I have to confess I was more than a bit embarrassed to read the Digger piece because I was around in 2013, writing frequently if not obsessively about Vermont politics at Green Mountain Daily, and I don’t remember this stuff at all.
But hey, a search on the dormant but still extant GMD reveals a post by Yours Truly from July 2013 about this very issue. At the time, many a Democratic lawmaker — most notably Tim Ashe, then chair of the Senate Finance Committee — explained the cut by bemoaning the high cost of the motel program at then-current rates.
I think everybody agrees that $50-per-night motel rooms are a poor substitute for a decent shelter program, good transitional support, and an adequate supply of affordable housing. But lawmakers haven’t exactly rushed forward to fund those better alternatives; they simply whacked the motel budget.
This paragraph holds true today with the exception of two characters: 5 and 0. The nightly rate is higher today, but the rest is same song, new verse: The attempt to divert the conversation from “how do we help the unhoused?” to “how do we stop filling the pockets of motel operators?”, the willingness to cut without regard to consequences, the lack of foresight and planning.
We haven’t learned a thing. As a result, we’re just spinning on the Santayana wheel, forgetting the past and being condemned to repeat it.
Except we’re not paying the price. Nope, as usual it’s the unhoused who are taking it in the shorts. But maybe, just maybe, this year’s Legislature can cut short this Karmic cycle and continue the voucher program while also funding an offramp to more sustainable solutions. Let’s do it right this time.

Honestly I doubt the Democratic leadership gives a shit except when it impacts them. Also feel like a significant percentage of the Scott administration and the Democratic leadership want the homeless gone as in leaving the state but they won’t say it out loud.
Housing issues and serious lack of infrastructure (rural transit etc) is why I spent a couple decades elsewhere. The raw edge of insanity brought on by Trump and COVID drove me back. Setting aside COVID issues, Vermont really hasn’t gotten better, just older and more exclusive. Lots of fish that wouldn’t survive a bigger pond.

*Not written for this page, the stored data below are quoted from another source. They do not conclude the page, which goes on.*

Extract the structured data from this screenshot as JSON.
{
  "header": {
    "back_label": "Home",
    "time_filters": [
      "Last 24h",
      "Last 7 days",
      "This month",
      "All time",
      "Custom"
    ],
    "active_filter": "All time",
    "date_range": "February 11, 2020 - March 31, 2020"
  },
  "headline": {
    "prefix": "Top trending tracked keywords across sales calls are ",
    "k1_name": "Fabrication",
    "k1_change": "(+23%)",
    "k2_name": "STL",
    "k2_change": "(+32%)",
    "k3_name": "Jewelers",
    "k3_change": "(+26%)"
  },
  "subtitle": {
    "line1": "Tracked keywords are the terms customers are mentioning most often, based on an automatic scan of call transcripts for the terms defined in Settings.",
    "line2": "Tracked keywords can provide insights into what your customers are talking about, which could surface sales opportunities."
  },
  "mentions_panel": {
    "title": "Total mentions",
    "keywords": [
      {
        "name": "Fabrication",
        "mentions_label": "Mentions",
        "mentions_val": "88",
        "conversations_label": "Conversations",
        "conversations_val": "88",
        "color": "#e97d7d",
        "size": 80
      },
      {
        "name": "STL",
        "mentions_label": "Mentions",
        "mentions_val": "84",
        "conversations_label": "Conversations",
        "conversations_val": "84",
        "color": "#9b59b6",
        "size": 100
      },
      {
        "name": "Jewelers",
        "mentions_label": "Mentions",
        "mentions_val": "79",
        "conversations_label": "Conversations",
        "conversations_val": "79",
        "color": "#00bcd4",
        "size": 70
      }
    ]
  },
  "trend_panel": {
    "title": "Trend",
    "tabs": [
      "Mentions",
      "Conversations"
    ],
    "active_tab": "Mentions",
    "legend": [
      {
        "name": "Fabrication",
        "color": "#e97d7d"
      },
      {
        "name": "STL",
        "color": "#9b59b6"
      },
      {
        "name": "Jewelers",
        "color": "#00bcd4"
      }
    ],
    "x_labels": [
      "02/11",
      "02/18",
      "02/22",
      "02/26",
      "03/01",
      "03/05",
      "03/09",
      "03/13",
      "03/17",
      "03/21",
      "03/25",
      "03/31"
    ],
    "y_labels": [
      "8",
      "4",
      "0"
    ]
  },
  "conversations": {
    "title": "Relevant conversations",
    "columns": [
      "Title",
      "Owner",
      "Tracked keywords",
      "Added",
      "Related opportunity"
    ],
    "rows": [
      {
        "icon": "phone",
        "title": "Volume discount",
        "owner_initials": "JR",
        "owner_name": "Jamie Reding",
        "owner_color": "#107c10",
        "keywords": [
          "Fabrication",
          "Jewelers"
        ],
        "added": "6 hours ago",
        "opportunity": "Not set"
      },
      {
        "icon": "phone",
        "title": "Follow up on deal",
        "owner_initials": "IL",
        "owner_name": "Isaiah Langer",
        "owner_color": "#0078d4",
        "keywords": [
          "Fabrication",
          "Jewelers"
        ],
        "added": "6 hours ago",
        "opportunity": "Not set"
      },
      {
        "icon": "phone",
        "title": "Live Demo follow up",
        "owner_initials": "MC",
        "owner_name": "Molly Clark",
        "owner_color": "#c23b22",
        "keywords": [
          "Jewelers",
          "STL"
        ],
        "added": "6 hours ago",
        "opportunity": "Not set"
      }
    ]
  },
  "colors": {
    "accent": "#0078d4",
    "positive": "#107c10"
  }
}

“Let’s do it right this time.”
I doubt that’ll happen.
Wow, John, did you understand what you were doing when you put that Mary and Joseph on their journey picture on your liberal website? Mary was pregnant. She was traveling and would soon give birth to Jesus, the Savior of mankind. There was no room at the inn. There are two references here. One reference is to homelessness. Got it. But the other reference is to the gift of new life that happens at the birth of a baby. And I know you are totally pro-choice and I think a supporter of Amendment 22, which allows the abortion of a baby up to the moment of birth. Please understand that the picture of Mary and Joseph and the donkey on the road has more than one meaning. You cannot use them as a symbol of the homeless without also letting everyone know that you are putting a totally prolife symbol on your site as well. Mary was betrothed, but also pregnant and not yet married. Where would the world be if she had chosen to avoid cultural shame as a Jewish woman and hide her pregnancy by aborting Jesus?